Like his fellow North Carolinian Junebug director Phil Morrison, Kirkman is a transplanted New Yorker who has found fertile territory in exploring the myths and realities of Southern living. “People are surprised to find out that there are ‘out’ gays in North Carolina,” Kirkman says. “But what I get even more is surprise that there are intelligent people in the South,” says Kirkman, who switches to a mock yokel accent and continues, “I end up saying–‘Yep, we do some purty good book-lurnin’ down thar.’”
While in Junebug Morrison toyed with Southern conventions in a self-conscious way by, for example, including an archetypal outsider artist who specializes in Civil War paintings with overt racial and sexual symbols, Kirkman’s North Carolina–for all the lovingly photographed scenic details–is presented as a more ordinary locale. In a particularly adept touch, only the characters in the small town of Eden speak with pronounced Southern accents.
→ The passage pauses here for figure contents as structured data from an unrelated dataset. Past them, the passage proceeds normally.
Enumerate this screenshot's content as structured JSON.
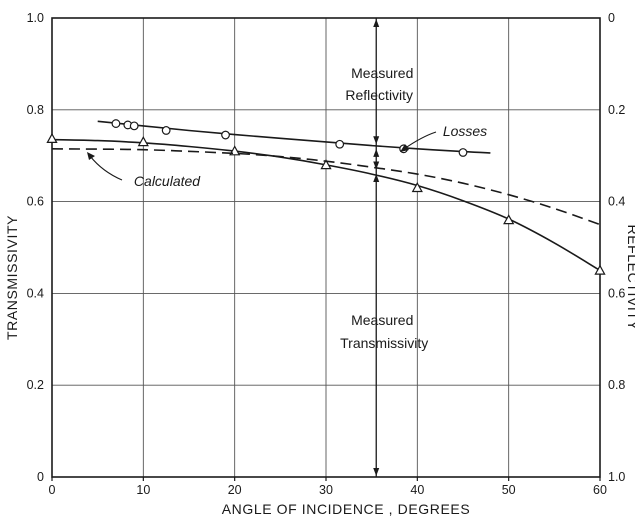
{
  "chart_data": {
    "type": "line",
    "x_axis": {
      "label": "ANGLE OF INCIDENCE , DEGREES",
      "range": [
        0,
        60
      ],
      "ticks": [
        0,
        10,
        20,
        30,
        40,
        50,
        60
      ],
      "tick_labels": [
        "0",
        "10",
        "20",
        "30",
        "40",
        "50",
        "60"
      ]
    },
    "y_axis_left": {
      "label": "TRANSMISSIVITY",
      "range": [
        0,
        1.0
      ],
      "ticks": [
        0,
        0.2,
        0.4,
        0.6,
        0.8,
        1.0
      ],
      "tick_labels": [
        "0",
        "0.2",
        "0.4",
        "0.6",
        "0.8",
        "1.0"
      ]
    },
    "y_axis_right": {
      "label": "REFLECTIVITY",
      "range": [
        0,
        1.0
      ],
      "reversed": true,
      "ticks": [
        0,
        0.2,
        0.4,
        0.6,
        0.8,
        1.0
      ],
      "tick_labels": [
        "0",
        "0.2",
        "0.4",
        "0.6",
        "0.8",
        "1.0"
      ]
    },
    "grid": true,
    "series": [
      {
        "style": "solid",
        "marker": "circle",
        "x": [
          7,
          8.3,
          9,
          12.5,
          19,
          31.5,
          38.5,
          45
        ],
        "y": [
          0.77,
          0.767,
          0.765,
          0.755,
          0.745,
          0.725,
          0.715,
          0.707
        ],
        "curve_x": [
          5,
          10,
          15,
          20,
          25,
          30,
          35,
          40,
          45,
          48
        ],
        "curve_y": [
          0.775,
          0.765,
          0.755,
          0.746,
          0.738,
          0.73,
          0.722,
          0.715,
          0.709,
          0.706
        ]
      },
      {
        "style": "solid",
        "marker": "triangle",
        "x": [
          0,
          10,
          20,
          30,
          40,
          50,
          60
        ],
        "y": [
          0.737,
          0.73,
          0.71,
          0.68,
          0.63,
          0.56,
          0.45
        ],
        "curve_x": [
          0,
          5,
          10,
          15,
          20,
          25,
          30,
          35,
          40,
          45,
          50,
          55,
          60
        ],
        "curve_y": [
          0.735,
          0.733,
          0.728,
          0.72,
          0.71,
          0.697,
          0.68,
          0.66,
          0.635,
          0.602,
          0.562,
          0.51,
          0.45
        ]
      },
      {
        "name": "Calculated",
        "style": "dashed",
        "marker": "none",
        "curve_x": [
          0,
          10,
          20,
          25,
          30,
          35,
          40,
          45,
          50,
          55,
          60
        ],
        "curve_y": [
          0.715,
          0.713,
          0.705,
          0.698,
          0.688,
          0.675,
          0.66,
          0.64,
          0.615,
          0.585,
          0.55
        ]
      }
    ],
    "reference_line": {
      "x": 35.5
    },
    "annotations": {
      "reflectivity": [
        "Measured",
        "Reflectivity"
      ],
      "losses": "Losses",
      "calculated": "Calculated",
      "transmissivity": [
        "Measured",
        "Transmissivity"
      ]
    }
  }
}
While Kirkman has been delighted by the positive critical and audience response, he’s also finding some unusual reactions. “One priest came up to me and said, ‘You know, it’s interesting that your atheist character [George, the man who befriends Mark in Kure Beach] is the most Christ-like. He’s selfless and constantly helping others.’”
In the end, Loggerheads is about simple decency. With any luck, the work of Kirkman and Morrison will go a long way toward correcting and deepening the coarse image of the state promulgated by the gargoyle called Jesse Helms. Who would be a better symbol? Kirkman has a laughing response:
“Andy Griffith.”
Loggerheads opens this week in local art houses, and Kirkman will make several local appearances: Wednesday, Oct. 19, 9 p.m. at NCSU’s Witherspoon Campus Cinema; Friday, Oct. 21, 7 and 9:20 p.m. at the Rialto in Raleigh; Saturday, Oct. 22, 2:15 and 4:15 p.m. at the Galaxy in Cary; Sunday, Oct. 23, 2:10 and 4:30 p.m. at the Varsity in Chapel Hill and 7 p.m. at the Rialto.